Chess: it’s the game of kings. For millennia it has preoccupied some of the greatest minds, taught discipline and focus, and even inspire great art. There is no-one more knowledgable about the history of chess than Rick Knowlton. Rick is the proprietor of AncientChess.com and perhaps the world’s leading expert on the long and complicated lineage that underpins the game. Its history is, so to speak, far from black and white.
He discusses the various variant games that have sprung up over the ages — including courier chess, made famous by a well-known Old Master painting — as well as a set that Leonardo da Vinci may have had a hand in designing. In short, Knowlton says, the modern game can be better understood by understanding its forebears. This is hard to argue with: the great Russian champion Mikhail Botvinnik once observed that chess is the art of analysis. The habits of the immortal players suggest that it is, though of course their games all had room for brilliance and innovation.

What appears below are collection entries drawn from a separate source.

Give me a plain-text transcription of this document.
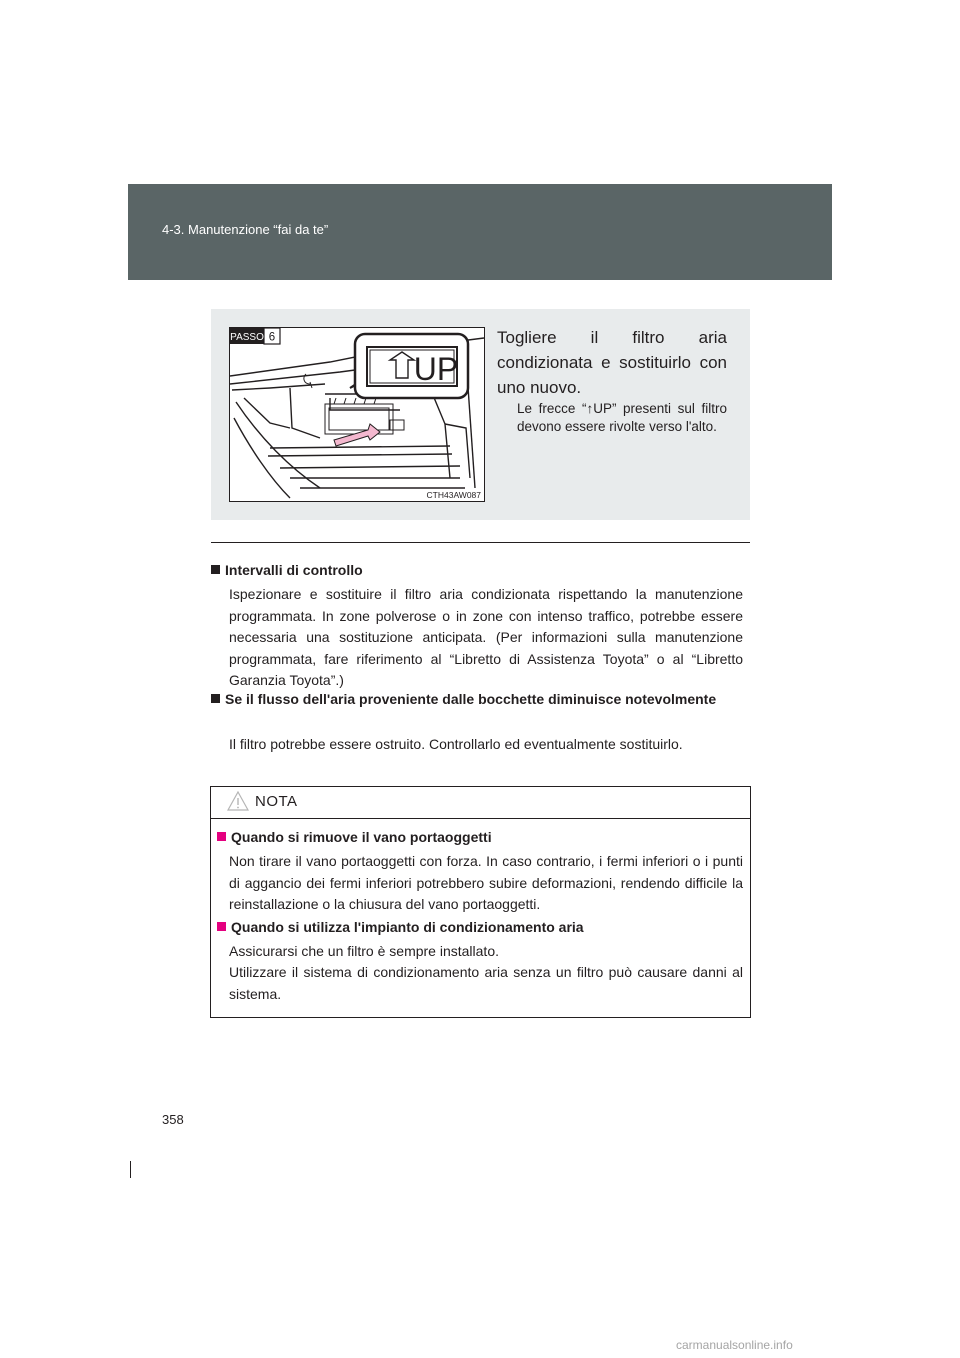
4-3. Manutenzione “fai da te”
PASSO 6
UP
CTH43AW087
Togliere il filtro aria condizionata e sostituirlo con uno nuovo.
Le frecce “↑UP” presenti sul filtro devono essere rivolte verso l'alto.
Intervalli di controllo
Ispezionare e sostituire il filtro aria condizionata rispettando la manutenzione programmata. In zone polverose o in zone con intenso traffico, potrebbe essere necessaria una sostituzione anticipata. (Per informazioni sulla manutenzione programmata, fare riferimento al “Libretto di Assistenza Toyota” o al “Libretto Garanzia Toyota”.)
Se il flusso dell'aria proveniente dalle bocchette diminuisce notevolmente
Il filtro potrebbe essere ostruito. Controllarlo ed eventualmente sostituirlo.
NOTA
Quando si rimuove il vano portaoggetti
Non tirare il vano portaoggetti con forza. In caso contrario, i fermi inferiori o i punti di aggancio dei fermi inferiori potrebbero subire deformazioni, rendendo difficile la reinstallazione o la chiusura del vano portaoggetti.
Quando si utilizza l'impianto di condizionamento aria
Assicurarsi che un filtro è sempre installato.
Utilizzare il sistema di condizionamento aria senza un filtro può causare danni al sistema.
358
carmanualsonline.info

Knowlton is not merely a master of chess history and a skilled player himself. He is a craftsman; he reconstructs and builds sets going back hundreds of years. This too is another means to appreciate the game — the players may change but the pieces and the rules governing them do not (or if they do, it is with far less frequency). So don’t wait. Summer is waning, its lazy days of leisure are drawing to a close. Chess is as good a way to stay cool as any: more active then reading and less active than, say, training for a marathon. So pick up a beginner’s board (ore one of Rick’s speciality sets) and a copy of Capablanca, pour yourself a cold beverage of your choosing, and start pondering opening theory.